Our kids no longer go to camp but we discovered we can take that same route to visit our friends, The Monkees, at their cottage in the Muskokas. So our wild blueberry tradition is safe.
For those of you who have never tried wild blueberries, it is an experience you will not soon forget. They differ from cultivated blueberries in several ways. Wild blueberries are smaller, sweeter and more flavourful than their cultivated sister. They hold their shape, texture and colour better during baking. As an added bonus, they are higher in antioxidants. And, they are more expensive! (But so worth it)
Of course we bought way too many blueberries, so I had to bake then into something before they ended up in the compost heap. I am not a huge blueberry pie fan, although I do recall some amazing blueberry buns from Open Window Bakery when I was growing up in Toronto. I opted for wild blueberry coffee cake.
I know that blueberry coffee cake does not sound like the most exciting dessert, but trust me on this one. This cake is moist and dense thanks to the addition of sour cream. It is studded with tons of little blueberries and the topping is a crunchy concoction made from pecans, oats, butter, brown sugar, flour and maple syrup. And the crunch from the topping is still just as crunchy on day 2, should there be any leftovers.
I put together a little video showing how to prepare the crumble topping. Not that video instruction is necessary, this is a simple cake to make, but just because I am having too much fun playing around with iMovie on my new Mac!

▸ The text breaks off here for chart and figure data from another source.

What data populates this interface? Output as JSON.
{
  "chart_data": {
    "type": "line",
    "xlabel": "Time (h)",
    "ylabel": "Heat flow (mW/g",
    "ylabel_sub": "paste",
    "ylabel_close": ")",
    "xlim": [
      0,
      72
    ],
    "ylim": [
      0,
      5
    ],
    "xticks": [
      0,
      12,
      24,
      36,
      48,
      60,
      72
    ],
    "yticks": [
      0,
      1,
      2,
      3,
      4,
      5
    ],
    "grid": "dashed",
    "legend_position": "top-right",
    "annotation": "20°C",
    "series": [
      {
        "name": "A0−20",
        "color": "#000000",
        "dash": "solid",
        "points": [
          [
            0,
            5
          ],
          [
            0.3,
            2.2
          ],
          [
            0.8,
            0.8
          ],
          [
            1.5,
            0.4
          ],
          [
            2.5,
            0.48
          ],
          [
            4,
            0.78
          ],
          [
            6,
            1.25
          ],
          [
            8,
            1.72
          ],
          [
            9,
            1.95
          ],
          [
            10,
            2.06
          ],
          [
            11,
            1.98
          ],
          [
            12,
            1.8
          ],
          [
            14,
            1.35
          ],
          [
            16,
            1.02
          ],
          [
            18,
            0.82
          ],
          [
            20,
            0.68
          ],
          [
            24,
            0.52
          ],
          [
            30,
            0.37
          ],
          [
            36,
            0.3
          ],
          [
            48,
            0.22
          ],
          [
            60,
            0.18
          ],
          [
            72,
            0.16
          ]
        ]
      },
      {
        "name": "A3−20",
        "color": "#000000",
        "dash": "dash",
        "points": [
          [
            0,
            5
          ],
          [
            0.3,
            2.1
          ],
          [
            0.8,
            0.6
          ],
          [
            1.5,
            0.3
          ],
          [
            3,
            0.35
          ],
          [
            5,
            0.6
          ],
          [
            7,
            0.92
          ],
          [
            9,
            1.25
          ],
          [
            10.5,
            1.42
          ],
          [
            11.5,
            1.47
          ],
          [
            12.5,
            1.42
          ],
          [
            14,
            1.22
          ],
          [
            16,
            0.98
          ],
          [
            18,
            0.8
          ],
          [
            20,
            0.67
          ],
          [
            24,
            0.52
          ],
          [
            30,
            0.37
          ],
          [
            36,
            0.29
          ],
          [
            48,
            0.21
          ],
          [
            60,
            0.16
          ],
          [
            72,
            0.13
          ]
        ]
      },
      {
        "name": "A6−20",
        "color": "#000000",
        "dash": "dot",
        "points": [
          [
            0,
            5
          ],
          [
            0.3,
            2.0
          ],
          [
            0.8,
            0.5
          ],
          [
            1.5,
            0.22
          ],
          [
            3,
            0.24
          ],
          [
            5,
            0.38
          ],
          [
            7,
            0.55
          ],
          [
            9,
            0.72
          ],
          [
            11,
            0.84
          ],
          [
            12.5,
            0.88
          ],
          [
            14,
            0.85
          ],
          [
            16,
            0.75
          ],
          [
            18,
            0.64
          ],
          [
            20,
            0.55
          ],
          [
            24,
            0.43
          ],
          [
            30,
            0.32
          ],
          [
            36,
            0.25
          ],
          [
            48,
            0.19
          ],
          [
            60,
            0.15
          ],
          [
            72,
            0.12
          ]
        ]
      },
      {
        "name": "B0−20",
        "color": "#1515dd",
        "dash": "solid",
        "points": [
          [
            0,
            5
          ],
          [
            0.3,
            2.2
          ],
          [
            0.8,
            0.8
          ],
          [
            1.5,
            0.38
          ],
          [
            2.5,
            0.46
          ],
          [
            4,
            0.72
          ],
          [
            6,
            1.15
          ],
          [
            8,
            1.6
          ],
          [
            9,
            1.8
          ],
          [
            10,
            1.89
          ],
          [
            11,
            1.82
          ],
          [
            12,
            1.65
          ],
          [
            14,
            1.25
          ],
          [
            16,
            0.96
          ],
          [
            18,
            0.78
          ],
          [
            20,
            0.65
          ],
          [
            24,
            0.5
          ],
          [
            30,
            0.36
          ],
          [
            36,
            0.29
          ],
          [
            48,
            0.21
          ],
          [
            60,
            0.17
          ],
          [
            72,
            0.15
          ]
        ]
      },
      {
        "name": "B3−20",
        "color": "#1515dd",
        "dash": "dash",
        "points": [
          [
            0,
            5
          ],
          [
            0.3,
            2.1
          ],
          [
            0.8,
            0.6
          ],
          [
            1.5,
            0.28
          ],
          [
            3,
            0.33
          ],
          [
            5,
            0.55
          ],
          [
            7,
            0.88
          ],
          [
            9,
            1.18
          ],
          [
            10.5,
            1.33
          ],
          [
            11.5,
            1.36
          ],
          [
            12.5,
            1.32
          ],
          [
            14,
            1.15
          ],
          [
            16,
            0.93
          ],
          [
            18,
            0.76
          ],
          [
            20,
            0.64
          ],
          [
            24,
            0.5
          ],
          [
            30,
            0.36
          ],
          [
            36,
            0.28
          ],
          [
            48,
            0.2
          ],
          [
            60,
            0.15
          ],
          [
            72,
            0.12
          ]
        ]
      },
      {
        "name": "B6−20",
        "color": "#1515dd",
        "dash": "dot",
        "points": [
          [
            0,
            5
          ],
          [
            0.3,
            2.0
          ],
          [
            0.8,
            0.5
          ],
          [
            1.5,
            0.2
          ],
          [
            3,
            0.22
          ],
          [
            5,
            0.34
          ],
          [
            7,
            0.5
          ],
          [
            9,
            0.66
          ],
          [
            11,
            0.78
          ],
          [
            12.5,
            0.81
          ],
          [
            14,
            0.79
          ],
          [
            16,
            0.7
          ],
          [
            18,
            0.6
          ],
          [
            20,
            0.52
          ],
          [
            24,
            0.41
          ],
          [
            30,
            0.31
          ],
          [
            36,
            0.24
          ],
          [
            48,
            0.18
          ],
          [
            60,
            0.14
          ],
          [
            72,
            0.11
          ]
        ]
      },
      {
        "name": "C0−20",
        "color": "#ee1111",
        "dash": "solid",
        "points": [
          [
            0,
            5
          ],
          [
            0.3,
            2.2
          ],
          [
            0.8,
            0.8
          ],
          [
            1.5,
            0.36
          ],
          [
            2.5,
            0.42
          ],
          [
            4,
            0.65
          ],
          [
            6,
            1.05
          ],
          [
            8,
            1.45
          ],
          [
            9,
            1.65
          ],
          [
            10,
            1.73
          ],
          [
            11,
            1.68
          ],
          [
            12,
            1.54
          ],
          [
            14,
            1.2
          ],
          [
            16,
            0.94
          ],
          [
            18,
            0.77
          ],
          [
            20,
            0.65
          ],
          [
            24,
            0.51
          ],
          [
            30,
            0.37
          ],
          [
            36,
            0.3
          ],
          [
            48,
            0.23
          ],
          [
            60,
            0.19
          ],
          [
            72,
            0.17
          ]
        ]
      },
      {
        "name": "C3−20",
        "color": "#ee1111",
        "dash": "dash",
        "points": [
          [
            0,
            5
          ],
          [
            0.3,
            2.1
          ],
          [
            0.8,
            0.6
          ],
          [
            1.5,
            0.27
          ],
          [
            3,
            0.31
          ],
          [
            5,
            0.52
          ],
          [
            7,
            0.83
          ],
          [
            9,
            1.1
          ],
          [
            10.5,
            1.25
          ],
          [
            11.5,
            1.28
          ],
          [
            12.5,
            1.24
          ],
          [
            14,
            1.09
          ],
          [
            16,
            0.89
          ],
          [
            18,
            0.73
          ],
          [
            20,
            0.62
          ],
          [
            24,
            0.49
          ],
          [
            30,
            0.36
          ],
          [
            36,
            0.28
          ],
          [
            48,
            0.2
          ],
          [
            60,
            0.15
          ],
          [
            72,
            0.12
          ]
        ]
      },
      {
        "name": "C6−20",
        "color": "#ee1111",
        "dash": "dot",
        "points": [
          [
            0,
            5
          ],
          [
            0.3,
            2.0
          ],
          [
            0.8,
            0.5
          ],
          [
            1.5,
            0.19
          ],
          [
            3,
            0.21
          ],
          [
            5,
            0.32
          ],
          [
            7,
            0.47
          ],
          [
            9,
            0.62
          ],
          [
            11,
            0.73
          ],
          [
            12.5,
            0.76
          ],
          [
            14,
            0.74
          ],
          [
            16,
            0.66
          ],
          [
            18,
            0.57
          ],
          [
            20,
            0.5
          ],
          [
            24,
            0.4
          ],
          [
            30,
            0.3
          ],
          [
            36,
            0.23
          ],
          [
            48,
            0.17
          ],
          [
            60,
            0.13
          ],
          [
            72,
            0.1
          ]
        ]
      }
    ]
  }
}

Resist the urge to eat this immediately out of the oven. Give it at least 2-3 hours to cool. You can even make it a day ahead of time, as the flavours seem to improve. It also freezes quite well. I made it last week when we had friends visiting. Everyone was full after dinner so we each had a small piece. There was still almost 3/4 of the cake left. I wrapped it up, put it in the fridge and went to bed. When I got up in the morning only about 1/4 of the cake was left. Either I have fridge mice who know how to use a knife or someone was doing some midnight snacking. I’m not accusing, I’m just saying!